Local leaders hoped to gain a new advocate in Washington with a rare opportunity to share concerns about the effect of federal funding and regulations on coastal management projects.
U.S. Rep. Bill Shuster, Republican congressman from Pennsylvania’s 9th district and chair of the House Committee on Transportation and Infrastructure, traveled to Wrightsville Beach for an Aug. 29 roundtable discussion with leaders from New Hanover, Pender and Brunswick counties.
Shuster traveled to southeastern North Carolina at the invitation of David Rouzer, Republican hopeful for North Carolina’s 7th congressional district. His visit marks the first time a chairman of the House committee, which oversees the U.S. Army Corps of Engineers and the U.S. Coast Guard, has come to the area.
Rouzer and Shuster became acquainted when Congress worked through the Water Resources Reform and Development Act (WRRDA) earlier in 2014, which granted a three-year extension for federal authorization of Carolina Beach’s coastal storm damage reduction, or beach renourishment, project. Shuster said Rouzer was an advocate for the extension during negotiations of the law.
Mayors and leaders from beach towns shared experiences and advice with Schuster about many issues, including flood insurance and the Federal Emergency Management Agency, and a proposed expansion of what the Environmental Protection Agency regulates as waters of the United States. Allocation of federal funds, especially for shallow-draft inlets, and growing regulatory oversight were big issues explored during the discussion.
Shuster acknowledged the impact of mounting national debt on funding availability for coastal projects, but said infrastructure maintenance is one of the top federal priorities in the Constitution. He said the visit to North Carolina helps him understand the importance of coastal infrastructure when he returns to Washington.

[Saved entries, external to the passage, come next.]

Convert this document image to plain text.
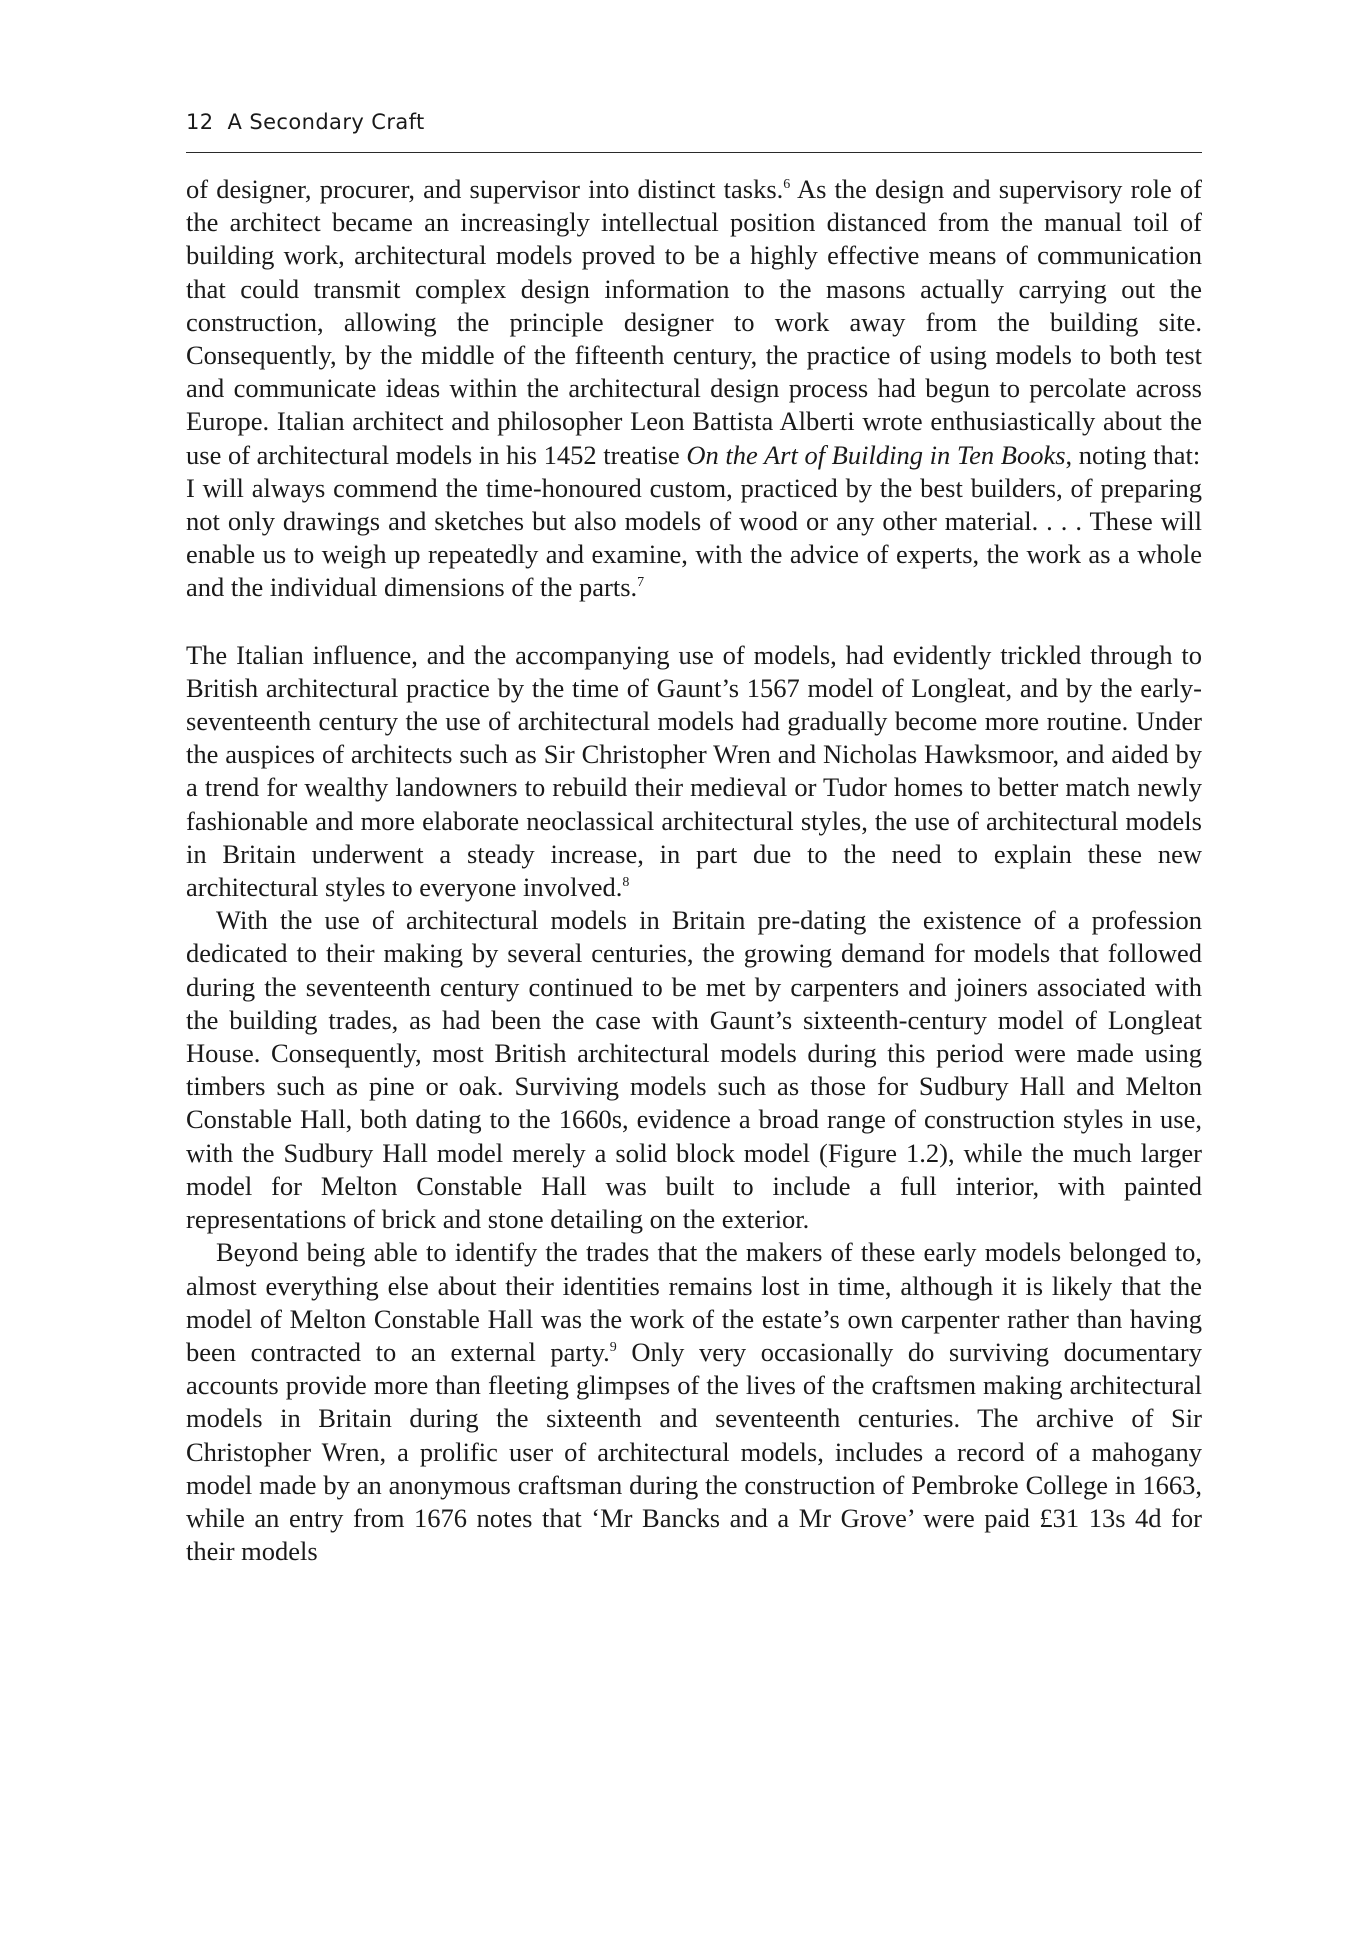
12 A Secondary Craft

of designer, procurer, and supervisor into distinct tasks.$^6$ As the design and supervisory role of the architect became an increasingly intellectual position distanced from the manual toil of building work, architectural models proved to be a highly effective means of communication that could transmit complex design information to the masons actually carrying out the construction, allowing the principle designer to work away from the building site. Consequently, by the middle of the fifteenth century, the practice of using models to both test and communicate ideas within the architectural design process had begun to percolate across Europe. Italian architect and philosopher Leon Battista Alberti wrote enthusiastically about the use of architectural models in his 1452 treatise On the Art of Building in Ten Books, noting that:

I will always commend the time-honoured custom, practiced by the best builders, of preparing not only drawings and sketches but also models of wood or any other material. . . . These will enable us to weigh up repeatedly and examine, with the advice of experts, the work as a whole and the individual dimensions of the parts.$^7$

The Italian influence, and the accompanying use of models, had evidently trickled through to British architectural practice by the time of Gaunt’s 1567 model of Longleat, and by the early-seventeenth century the use of architectural models had gradually become more routine. Under the auspices of architects such as Sir Christopher Wren and Nicholas Hawksmoor, and aided by a trend for wealthy landowners to rebuild their medieval or Tudor homes to better match newly fashionable and more elaborate neoclassical architectural styles, the use of architectural models in Britain underwent a steady increase, in part due to the need to explain these new architectural styles to everyone involved.$^8$

With the use of architectural models in Britain pre-dating the existence of a profession dedicated to their making by several centuries, the growing demand for models that followed during the seventeenth century continued to be met by carpenters and joiners associated with the building trades, as had been the case with Gaunt’s sixteenth-century model of Longleat House. Consequently, most British architectural models during this period were made using timbers such as pine or oak. Surviving models such as those for Sudbury Hall and Melton Constable Hall, both dating to the 1660s, evidence a broad range of construction styles in use, with the Sudbury Hall model merely a solid block model (Figure 1.2), while the much larger model for Melton Constable Hall was built to include a full interior, with painted representations of brick and stone detailing on the exterior.

Beyond being able to identify the trades that the makers of these early models belonged to, almost everything else about their identities remains lost in time, although it is likely that the model of Melton Constable Hall was the work of the estate’s own carpenter rather than having been contracted to an external party.$^9$ Only very occasionally do surviving documentary accounts provide more than fleeting glimpses of the lives of the craftsmen making architectural models in Britain during the sixteenth and seventeenth centuries. The archive of Sir Christopher Wren, a prolific user of architectural models, includes a record of a mahogany model made by an anonymous craftsman during the construction of Pembroke College in 1663, while an entry from 1676 notes that ‘Mr Bancks and a Mr Grove’ were paid £31 13s 4d for their models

“Of course, funding is a big issue. We have to prioritize in Washington where we spend the money. … I need to know firsthand. So seeing it, hearing it from the folks here, that’s very, very important and very valuable to me,” Shuster said.
To keep regulations in check, Shuster said balance between Congress and agencies operating under the executive branch, like the U.S. Fish and Wildlife Service and the Division of Marine Fisheries, must be retained. He said over time, that balance was skewed as Congress handed authority to the administration.
“We raise the funds and we determine how the funds are spent. It’s the executive branch’s job to execute what we tell them to execute and again, we’ve given up this authority,” Shuster said.
Rouzer seconded Shuster’s explanation.
“The chairman was right. You’ve got to have more congressional oversight, and Congress can’t keep giving authority to the executive branch,” Rouzer said. “Over a long period of time, Congress granted authority to the executive branch to take care of issues and then to do the kind of broad rulemaking that they’re doing now. We’ve got to swing the pendulum the other way and get it back to the center.”
A handful of Wrightsville Beach community leaders attended, including mayor Bill Blair, town manager Tim Owens, mayor pro tem Darryl Mills, and chamber of commerce chairwoman Sue Bulluck. After the discussion, Wrightsville Beach town officials showed Shuster the benefits of the 2014 beach renourishment around Johnnie Mercer’s Pier and the jetties controlling erosion in Masonboro Inlet.